Trump didn’t spend the time and money to invest in an organization which would have understood how the delegate process works, for example. Had he had a better organization then perhaps, but he is really behind, which is going to kill his chances of getting over the top.
I think the #nevertrump movement will start to hurt now.
As LSLGuy says, the key point will be the rules committee.
I tend to think that the problem was more about his valuing absolute loyalty over ability and experience. Granted, Trump wouldn’t know a straw vote from a straw hat, but his people should have known and prepared for things like the ground-level fights for delegates, even while he was ‘being Trump.’
I am trying to envision a scenario where “nobody has 1237 delegates in hand when the convention begins, but (someone) wins on the first ballot”; either someone would have to be very close when the convention begins and there are enough undeclared delegates to put him over the top, or somebody decides after the convention starts but before the vote takes place to officially drop out and release his delegates.

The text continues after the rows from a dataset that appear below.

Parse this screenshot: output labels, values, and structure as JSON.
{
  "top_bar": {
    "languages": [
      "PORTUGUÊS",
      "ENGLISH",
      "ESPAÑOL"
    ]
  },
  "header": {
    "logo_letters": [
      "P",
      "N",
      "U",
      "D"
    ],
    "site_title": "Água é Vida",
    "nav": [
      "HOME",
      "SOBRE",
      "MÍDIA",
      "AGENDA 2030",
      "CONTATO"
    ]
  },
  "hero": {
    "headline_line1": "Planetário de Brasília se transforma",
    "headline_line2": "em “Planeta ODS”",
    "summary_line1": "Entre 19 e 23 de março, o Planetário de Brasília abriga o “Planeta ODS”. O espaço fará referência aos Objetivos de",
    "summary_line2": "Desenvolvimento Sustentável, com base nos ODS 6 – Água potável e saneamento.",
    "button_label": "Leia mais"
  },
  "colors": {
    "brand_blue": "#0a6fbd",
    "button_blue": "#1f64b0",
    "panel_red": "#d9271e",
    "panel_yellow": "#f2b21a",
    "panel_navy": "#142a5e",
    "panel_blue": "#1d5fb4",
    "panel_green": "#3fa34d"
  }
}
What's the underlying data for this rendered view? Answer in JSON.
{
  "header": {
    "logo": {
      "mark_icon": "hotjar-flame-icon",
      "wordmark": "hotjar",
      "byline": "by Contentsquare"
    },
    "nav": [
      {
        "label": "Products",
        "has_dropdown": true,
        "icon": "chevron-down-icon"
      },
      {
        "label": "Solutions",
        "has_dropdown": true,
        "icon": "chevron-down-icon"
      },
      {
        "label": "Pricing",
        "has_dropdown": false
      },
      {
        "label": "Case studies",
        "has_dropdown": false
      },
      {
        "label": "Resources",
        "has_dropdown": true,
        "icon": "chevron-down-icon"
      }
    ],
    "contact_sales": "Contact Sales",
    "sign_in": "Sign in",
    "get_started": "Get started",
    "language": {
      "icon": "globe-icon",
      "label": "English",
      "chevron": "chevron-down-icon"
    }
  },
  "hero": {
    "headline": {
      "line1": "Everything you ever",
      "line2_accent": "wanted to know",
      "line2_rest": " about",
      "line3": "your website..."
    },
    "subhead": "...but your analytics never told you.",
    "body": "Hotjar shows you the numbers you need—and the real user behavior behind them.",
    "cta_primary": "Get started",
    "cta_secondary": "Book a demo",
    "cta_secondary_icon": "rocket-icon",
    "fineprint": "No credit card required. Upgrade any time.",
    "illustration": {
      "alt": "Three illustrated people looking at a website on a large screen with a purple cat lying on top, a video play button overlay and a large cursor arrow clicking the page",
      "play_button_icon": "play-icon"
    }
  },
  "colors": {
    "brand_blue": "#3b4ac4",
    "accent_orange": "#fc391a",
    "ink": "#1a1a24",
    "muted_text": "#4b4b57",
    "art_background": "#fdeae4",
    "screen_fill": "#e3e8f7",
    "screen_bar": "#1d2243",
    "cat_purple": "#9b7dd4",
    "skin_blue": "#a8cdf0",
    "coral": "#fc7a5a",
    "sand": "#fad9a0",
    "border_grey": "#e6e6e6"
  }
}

I don’t see either of those happening that late. The party must realize that if it goes to a second ballot, they might as well nominate whoever they think is going to get the Democrat’s nomination a week later, and have a first ballot majority lined up by the time the convention starts if at all possible. The problem here is, as long as Rubio and Kasich think they have any chance of being a compromise choice if it gets to a second (more likely, third) ballot, this probably won’t happen with enough delegates to make a difference.
Why so many people working under the assumption that Trump wants to win? I find the likelihood of him actually wanting to be President very small, and just wanting all sorts of media attention very high. He’s is trying to lose, as hard as he can, and in the meantime get lots of press coverage from the stupid things he’s said.

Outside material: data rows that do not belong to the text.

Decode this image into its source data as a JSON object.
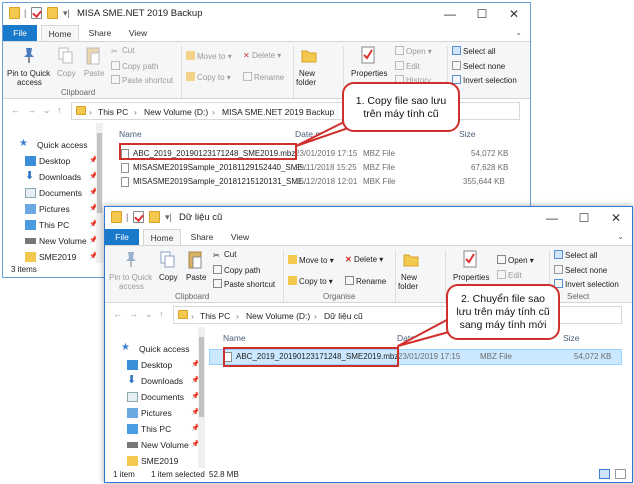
{
  "window1": {
    "title": "MISA SME.NET 2019 Backup",
    "tabs": [
      "File",
      "Home",
      "Share",
      "View"
    ],
    "ribbon": {
      "pin_label_1": "Pin to Quick",
      "pin_label_2": "access",
      "copy": "Copy",
      "paste": "Paste",
      "cut": "Cut",
      "copy_path": "Copy path",
      "paste_shortcut": "Paste shortcut",
      "move_to": "Move to",
      "copy_to": "Copy to",
      "delete": "Delete",
      "rename": "Rename",
      "new_1": "New",
      "new_2": "folder",
      "properties": "Properties",
      "open": "Open",
      "edit": "Edit",
      "history": "History",
      "select_all": "Select all",
      "select_none": "Select none",
      "invert_selection": "Invert selection",
      "group_clipboard": "Clipboard"
    },
    "address": [
      "This PC",
      "New Volume (D:)",
      "MISA SME.NET 2019 Backup"
    ],
    "nav": {
      "quick_access": "Quick access",
      "items": [
        "Desktop",
        "Downloads",
        "Documents",
        "Pictures",
        "This PC",
        "New Volume",
        "SME2019"
      ]
    },
    "columns": {
      "name": "Name",
      "date": "Date m",
      "size": "Size"
    },
    "files": [
      {
        "name": "ABC_2019_20190123171248_SME2019.mbz",
        "date": "23/01/2019 17:15",
        "type": "MBZ File",
        "size": "54,072 KB"
      },
      {
        "name": "MISASME2019Sample_20181129152440_SME...",
        "date": "29/11/2018 15:25",
        "type": "MBZ File",
        "size": "67,628 KB"
      },
      {
        "name": "MISASME2019Sample_20181215120131_SME...",
        "date": "15/12/2018 12:01",
        "type": "MBK File",
        "size": "355,644 KB"
      }
    ],
    "status": {
      "count": "3 items"
    }
  },
  "window2": {
    "title": "Dữ liệu cũ",
    "tabs": [
      "File",
      "Home",
      "Share",
      "View"
    ],
    "ribbon": {
      "pin_label_1": "Pin to Quick",
      "pin_label_2": "access",
      "copy": "Copy",
      "paste": "Paste",
      "cut": "Cut",
      "copy_path": "Copy path",
      "paste_shortcut": "Paste shortcut",
      "move_to": "Move to",
      "copy_to": "Copy to",
      "delete": "Delete",
      "rename": "Rename",
      "new_1": "New",
      "new_2": "folder",
      "properties": "Properties",
      "open": "Open",
      "edit": "Edit",
      "select_all": "Select all",
      "select_none": "Select none",
      "invert_selection": "Invert selection",
      "group_clipboard": "Clipboard",
      "group_organise": "Organise",
      "group_select": "Select"
    },
    "address": [
      "This PC",
      "New Volume (D:)",
      "Dữ liệu cũ"
    ],
    "nav": {
      "quick_access": "Quick access",
      "items": [
        "Desktop",
        "Downloads",
        "Documents",
        "Pictures",
        "This PC",
        "New Volume",
        "SME2019"
      ]
    },
    "columns": {
      "name": "Name",
      "date": "Date",
      "size": "Size"
    },
    "files": [
      {
        "name": "ABC_2019_20190123171248_SME2019.mbz",
        "date": "23/01/2019 17:15",
        "type": "MBZ File",
        "size": "54,072 KB"
      }
    ],
    "status": {
      "count": "1 item",
      "selected": "1 item selected",
      "size": "52.8 MB"
    }
  },
  "callouts": {
    "step1_line1": "1. Copy file sao lưu",
    "step1_line2": "trên máy tính cũ",
    "step2_line1": "2. Chuyển file sao",
    "step2_line2": "lưu trên máy tính cũ",
    "step2_line3": "sang máy tính mới"
  },
  "colors": {
    "accent": "#1979ca",
    "highlight": "#d0302c",
    "selection": "#cce8ff"
  }
}
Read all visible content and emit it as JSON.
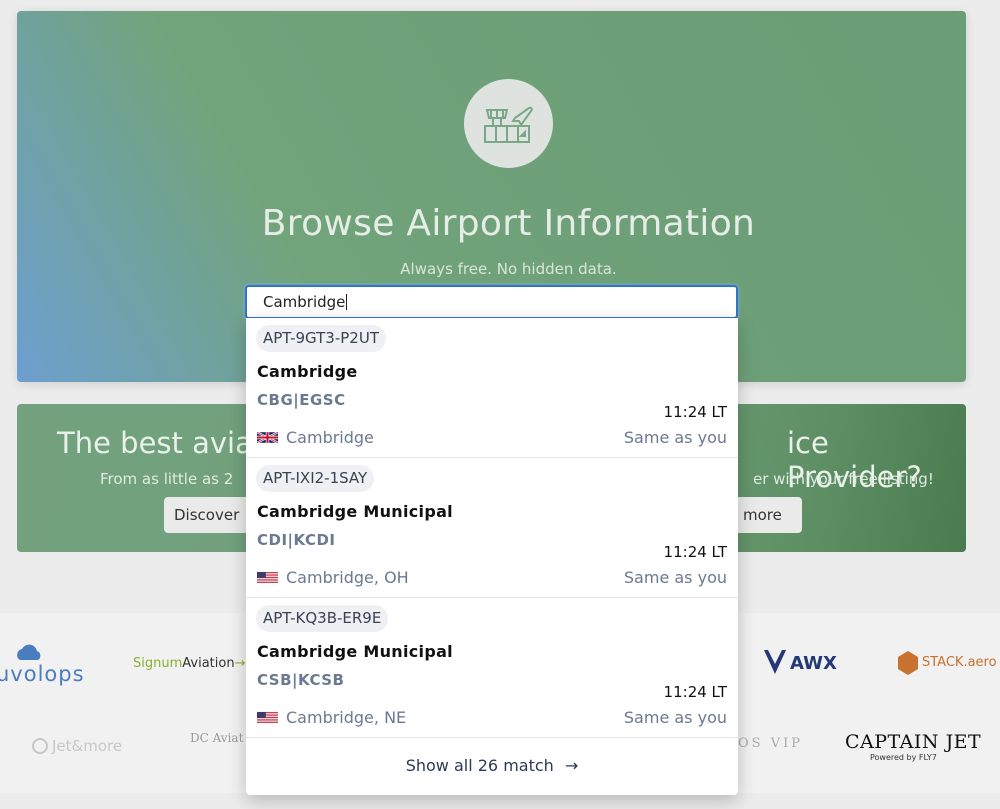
{
  "hero": {
    "title": "Browse Airport Information",
    "subtitle": "Always free. No hidden data.",
    "icon": "airport-tower-plane-icon"
  },
  "search": {
    "value": "Cambridge"
  },
  "banner": {
    "title_left": "The best avia",
    "title_right": "ice Provider?",
    "sub_left": "From as little as 2",
    "sub_right": "er with your free listing!",
    "btn_left": "Discover",
    "btn_right": "e more"
  },
  "results": [
    {
      "id": "APT-9GT3-P2UT",
      "name": "Cambridge",
      "codes": "CBG|EGSC",
      "time": "11:24 LT",
      "location": "Cambridge",
      "flag": "uk-flag-icon",
      "relative": "Same as you"
    },
    {
      "id": "APT-IXI2-1SAY",
      "name": "Cambridge Municipal",
      "codes": "CDI|KCDI",
      "time": "11:24 LT",
      "location": "Cambridge, OH",
      "flag": "us-flag-icon",
      "relative": "Same as you"
    },
    {
      "id": "APT-KQ3B-ER9E",
      "name": "Cambridge Municipal",
      "codes": "CSB|KCSB",
      "time": "11:24 LT",
      "location": "Cambridge, NE",
      "flag": "us-flag-icon",
      "relative": "Same as you"
    }
  ],
  "show_all": "Show all 26 match",
  "logos": {
    "uvolops": "uvolops",
    "signum_a": "Signum",
    "signum_b": "Aviation",
    "awx": "AWX",
    "stack": "STACK.aero",
    "jetmore": "Jet&more",
    "dc": "DC Aviat",
    "vip": "OS VIP",
    "captain": "CAPTAIN JET",
    "captain_sub": "Powered by FLY7"
  }
}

Trump lies a lot. But when he says he likes to win, I believe him.
If he hadn’t been trying to lose, in Straight Dope typical poster terms, there’s no way he’d be ahead on delegates. His attention getting takes attention away from opponents. And it’s the only way a guy with his non-conservative history can get conservative votes.
Trump can’t out-Cruz Cruz in getting moderate endorsements. His best shot at the nomination is to consolidate the anti-eGOP (establishment GOP) vote.
Trump will be very close at the end of the primaries and enough delegates resign themselves to their fate and they switch to him to avoid stealing the nomination from a guy inches from the finish line. Republicans will feel then had best not alienate Trump’s base so they can count on them in 2020.
Imagine you’re right and Trump started out to prank the Rs and make a big splash for himself, but not to win.
He starts out bombastic and was surprised when the more outrageous his schtick got the better it sold. Now he’s riding a tiger and he wants off.
You’re claiming he wants off and the proof is he keeps getting more outrageous and it keeps working better. Over and over. Trump’s not smart. But he is good at low cunning.
If he was serious about losing all he has to do is change course. He knows that. Get boring. Out-wonk Hillary on one single topic. Study up and develop a Poindexter speech on saving the nuked gay whales or something. And keep delivering it. Renounce his hothead supporters as losers not part of Great.
Easy peasy. But he’s not doing that. Not even a micro-smidgen.
Instead at each turn he’s doubling down on what has worked and continues to work. For a simple compound interest thinker like himself, if something works you double down until she blows up or you walk away with all the chips. So that’s exactly what he’s been doing, is doing, and will continue to do.
Whether she blows up or he gets all the chips is TBD today. But rest assured the evidence clearly shows that he’s in it to win it.
TRUMP will have the clear lead, but the interests of Capital will seek to deny him the nomination and thus subvert democratic, popular forces giving the nomination to the Texan reactionary or possibly one of the more shameless whores for big money interests like Paul Ryan. It may be very well possible we’ll have Chicago 2.0 as a result and perhaps even a TRUMP third-party run.
The Rules Committee. That’s basically factored into the last choice: the only way the Rules Committee matters is if it changes Rule 40 so others besides Trump and Cruz can be nominated, and if in fact that matters, the mechanism by which it matters is that the nomination goes to multiple ballots, since the vast majority of delegates will be committed to Trump or Cruz on the first ballot.
The time frames: if, as I expect, nobody has 1237 on the morning of June 8, there’s 6 weeks to wheel and deal before the convention arrives: if Trump’s only a few dozen delegates shy of 1237, rounding up those last few dozen - quite possibly even with the help of the ‘Establishment’ to avoid a civil war in the party - is hardly a remote possibility. Or on the flip side, as I suggested earlier, Cruz could get the support of Rubio and Kasich to stop Trump.
And if the Rules Committee doesn’t meaningfully change Rule 40, and there is no resolution before the convention begins, there will be a lot of pressure to try to come to a deal before the first ballot. Stuff can happen quickly once you can get all the players around one table.
Much as I’d like to see the GOP convention go to multiple ballots, with as much chaos as humanly possible, I’d say it’s probably about 60-40 that there will be a nominee on the first ballot. It’s more a question of when, and who. That’s really what I’m having a hard time thinking through.
I’m one of the two votes (so far) for Cruz winning on the first ballot, but not rounding up the necessary votes until the convention begins, but that’s somewhere between a hunch and a WAG.
I agree, I think now Trump is wanting to lose at the convention stage. That way he will go out with a bang, if he actually runs against Hillary he will go out with a whimper, a slow agonizing whimper.